Après le stade et les ballons, il lui fallait également une équipe. C’est chose faite depuis le 24 mai dernier – quand on vous dit que les investissements s’accélèrent – puisque Decathlon a annoncé prendre le relai de Puma en devenant le principal équipementier du Nîmes Olympique, en plus du club belge de KV Ostende. Kipsta compte également de plus en plus d’ambassadeurs individuels de notre championnat, tels que le gardien du RC Lens, Jean-Louis Leca ou son partenaire, jeune retraité des terrains, Yannick Cahuzac. Outre le simple ballon rond, Decathlon semble se repositionner depuis quelques années sur l’élite sportive en général en s’efforçant de séduire les sportifs de haut niveau.

En début d’année, le tennisman Gaël Monfils s’était par exemple allié à Artengo, la marque dédiée au tennis du groupe, qui l’habillera pour les cinq prochaines saisons. Un prestigieux partenariat signée avec le n° 1 du tennis français, qui avait même déclaré à l’Open d’Australie qu’il bénéficiait d’« une raquette incroyable ». De quoi permettre, tous comme les autres contrats mentionnés tout au long de cet article, de casser l’image un peu « cheap » que Decathlon a tendance à se coltiner.
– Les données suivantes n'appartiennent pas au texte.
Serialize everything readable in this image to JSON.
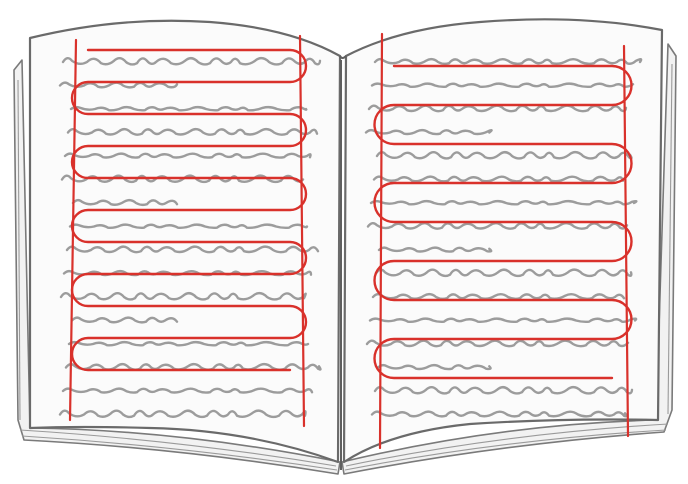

Mais rassurez-vous : « Ce n’est pas parce que notre image remonte qu’on devient tout de suite inaccessible. On restera dans l’accessibilité et la mise à la pratique. Le prix des produits ne changera pas, répond Anthony Dulieu, responsable Kiprun. Ces partenariats ne sont pas complètement nouveaux. On a toujours voulu valider nos produits avec les meilleurs », expliquait ce dernier.

Des choix qui rapportent

Si vous vous pouvez la question : oui, cette stratégie réussit parfaitement au groupe. L’enseigne, qui compte 324 magasins dans l’Hexagone, annonce avoir vu son chiffre d’affaires progresser de 18% en 2021, pour atteindre 4,2 milliards d’euros TTC, et son volume d’affaires augmenter de 22% qui, lui, s’établit à 4,5 milliards d’euros. A l’échelle internationale, le groupe affiche un CA de 13,8 milliards d’euros en 2021, contre 11,4 milliards d’euros en 2020 et 12,4 milliards d’euros en 2019, avant Covid. Une progression de 11,3% en deux ans. Qu’est ce que sera quand Gaël remportera le prochain US Open ou que le Nîmes Olympique remportera la Coupe de France en claquant un triplé à l’OM… A jamais les premiers.

En savoir plus

Le naming a été utilisée pour la première fois en France en 2011 par le Mans après son accord avec MMA pour renommer son stade au nom de l’assureur. Pourtant, la pratique pêne à décoller auprès des clubs français, bien loin des montants engrangés par leurs collègues américains en NFL ou en NBA, voir même des clubs de football allemands. Une tendance qui s’explique, selon Pierre-Alain Mogenier, avocat au Barreau de Lyon, par « des facteurs économiques, structurels, politiques mais aussi sportifs ».